Engineering a Healthier Calorie: Metabolism Experts Leverage Plant Genetics to Tackle Twin Epidemics
In a UW–Madison greenhouse, “Super Corn” and “Super Soy” plants reach to the sun, giving hope for a future when baked goods and corn chips may help fix our obesity and diabetes epidemics.
It sounds like science fiction, but a Wisconsin Partnership Program (WPP) grant is helping UW researchers create corn and soybeans with much lower levels of the essential amino acids isoleucine and histidine. Research by metabolism expert Dudley Lamming, PhD, associate professor of medicine at the UW School of Medicine and Public Health, suggests that reducing these amino acids in the diet could lead to a 5 to 10 percent weight loss and better glucose tolerance. This could help improve public health in Wisconsin, where twin epidemics of obesity and diabetes mean that 70 percent of the people in the state are overweight, and another 30 percent are diabetic or prediabetic.
“We want to take a person eating a really unhealthy Western diet and substitute each component with components that are still delicious, but are just low in isoleucine,” said Lamming.
Lamming, who earned his PhD in experimental pathology at Harvard University, first used a WPP New Investigator grant in 2015 to show that reducing branched chain amino acids (BCAAs) in the diet of overweight, sedentary mice improved their insulin metabolism and weight without reducing the total number of calories they ate. His subsequent studies showed that reducing just one of the nine essential amino acids, isoleucine, was responsible.
“When we restricted the BCAAs, the fat mass and weight dropped dramatically and the mice became more insulin tolerant,’’ Lamming said. “They’re eating plenty of food, they’re happy, they’re healthy, but very little of their diet is isoleucine.’’
Lamming wondered if the mouse data translated to humans. He turned to colleagues at the Survey of the Health of Wisconsin (SHOW), an ongoing health survey and data repository of more than 6,000 Wisconsin residents. They analyzed SHOW data, including diet diaries and weight data from nearly 800 Wisconsinites, and found that people whose diets included a higher percentage of isoleucine and a second essential amino acid, histidine, in their diets also had higher body masses. This confirmed the mouse data.
While powdered medical diets exist that eliminate certain amino acids for people with metabolic syndromes — a group of conditions that can increase the risk of developing diabetes, heart disease and stroke — the powdered diets taste bitter, and people may not readily comply.
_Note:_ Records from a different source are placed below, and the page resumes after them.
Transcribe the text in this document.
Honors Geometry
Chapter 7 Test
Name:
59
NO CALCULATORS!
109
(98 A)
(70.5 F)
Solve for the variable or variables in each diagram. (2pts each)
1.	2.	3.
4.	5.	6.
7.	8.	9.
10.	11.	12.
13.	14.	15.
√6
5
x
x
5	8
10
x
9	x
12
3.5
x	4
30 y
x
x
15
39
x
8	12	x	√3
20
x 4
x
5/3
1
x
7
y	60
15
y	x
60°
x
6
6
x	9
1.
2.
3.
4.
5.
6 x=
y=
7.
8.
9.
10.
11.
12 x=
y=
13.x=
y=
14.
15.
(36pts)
Lamming envisions real food, only made with crops low in BCAAs.
Jacob Brunkard, PhD, an assistant professor of genetics in the UW–Madison College of Agricultural and Life Sciences, and an expert in plant metabolism, attended one of Lamming’s talks and was intrigued.
“I came up to him,” Brunkard recalled, “and said, ‘Should I just stop doing what I’m doing in my lab and make low isoleucine plants? Is that the way to go forward?’” And Lamming said, ‘Yes! Actually, it is!’ ‘’
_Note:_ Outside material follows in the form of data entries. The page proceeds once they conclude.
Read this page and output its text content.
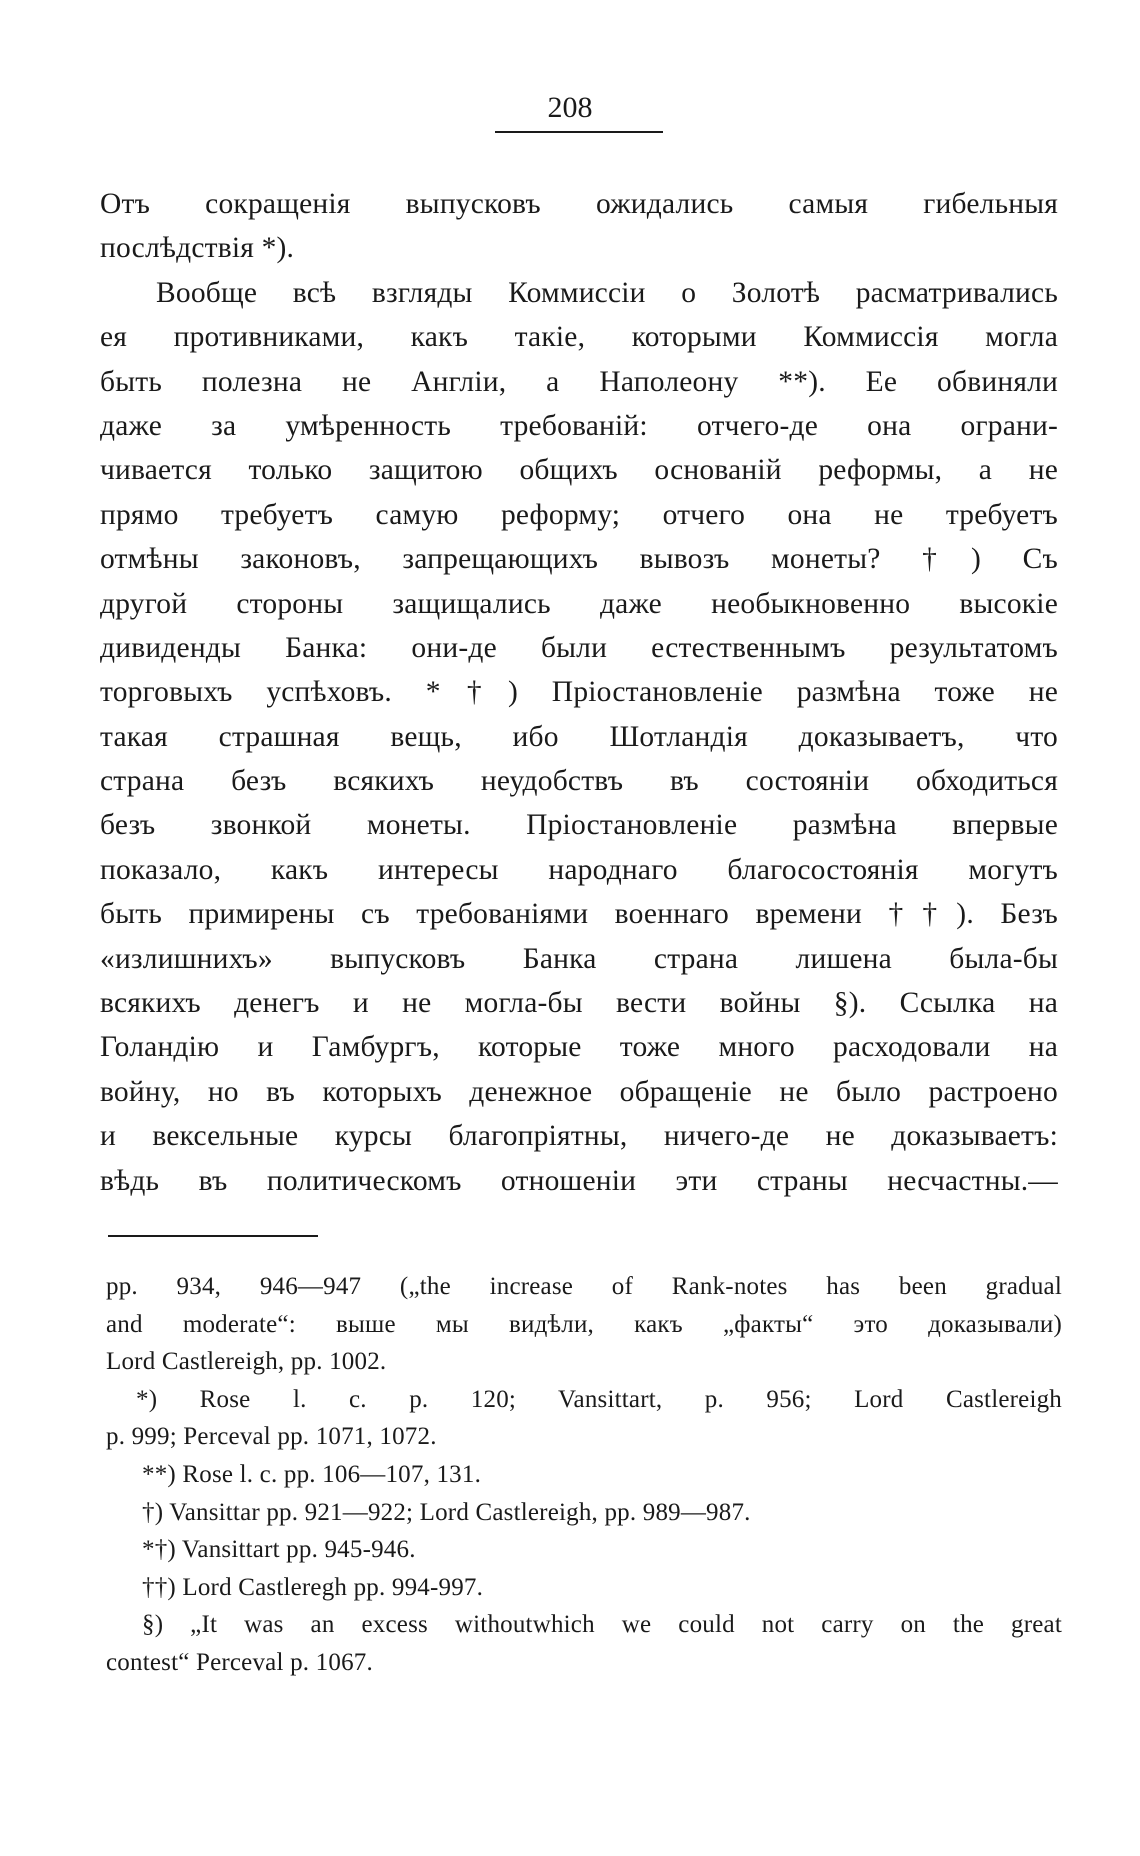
208
Отъ сокращенія выпусковъ ожидались самыя гибельныя
послѣдствія *).
Вообще всѣ взгляды Коммиссіи о Золотѣ расматривались
ея противниками, какъ такіе, которыми Коммиссія могла
быть полезна не Англіи, а Наполеону **). Ее обвиняли
даже за умѣренность требованій: отчего-де она ограни-
чивается только защитою общихъ основаній реформы, а не
прямо требуетъ самую реформу; отчего она не требуетъ
отмѣны законовъ, запрещающихъ вывозъ монеты? †) Съ
другой стороны защищались даже необыкновенно высокіе
дивиденды Банка: они-де были естественнымъ результатомъ
торговыхъ успѣховъ. *†) Пріостановленіе размѣна тоже не
такая страшная вещь, ибо Шотландія доказываетъ, что
страна безъ всякихъ неудобствъ въ состояніи обходиться
безъ звонкой монеты. Пріостановленіе размѣна впервые
показало, какъ интересы народнаго благосостоянія могутъ
быть примирены съ требованіями военнаго времени ††). Безъ
«излишнихъ» выпусковъ Банка страна лишена была-бы
всякихъ денегъ и не могла-бы вести войны §). Ссылка на
Голандію и Гамбургъ, которые тоже много расходовали на
войну, но въ которыхъ денежное обращеніе не было растроено
и вексельные курсы благопріятны, ничего-де не доказываетъ:
вѣдь въ политическомъ отношеніи эти страны несчастны.—
pp. 934, 946—947 („the increase of Rank-notes has been gradual
and moderate“: выше мы видѣли, какъ „факты“ это доказывали)
Lord Castlereigh, pp. 1002.
*) Rose l. c. p. 120; Vansittart, p. 956; Lord Castlereigh
p. 999; Perceval pp. 1071, 1072.
**) Rose l. c. pp. 106—107, 131.
†) Vansittar pp. 921—922; Lord Castlereigh, pp. 989—987.
*†) Vansittart pp. 945-946.
††) Lord Castleregh pp. 994-997.
§) „It was an excess withoutwhich we could not carry on the great
contest“ Perceval p. 1067.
Their interdisciplinary brainstorming led them to apply for a WPP Collaborative Health Sciences grant, resulting in an award of $600,000 over three years to Lamming and Brunkard and a multifacted team of UW–Madison collaborators.
Brunkard explained that plant breeders have been targeting essential amino acids for decades, trying to develop crops with a complete complement of protein. Their WPP research envisions Brunkard’s lab creating soy and corn plants with reduced levels of the problematic BCAAs, and then Lamming’s group feeding the beans and corn from those plants to the mice, to see if it improves their metabolism.
“The advantage of Jacob’s approach is that you’re going to make corn flour, and then you can make cornbread or chips, anything you can make with corn. Soy can be made into anything,’’ Lamming said.
Their findings will inform future studies that, if successful, may lead to a day when Wisconsin farmers grow crops that result in delicious real food that promotes health and reduces the risk of diseases like diabetes and obesity.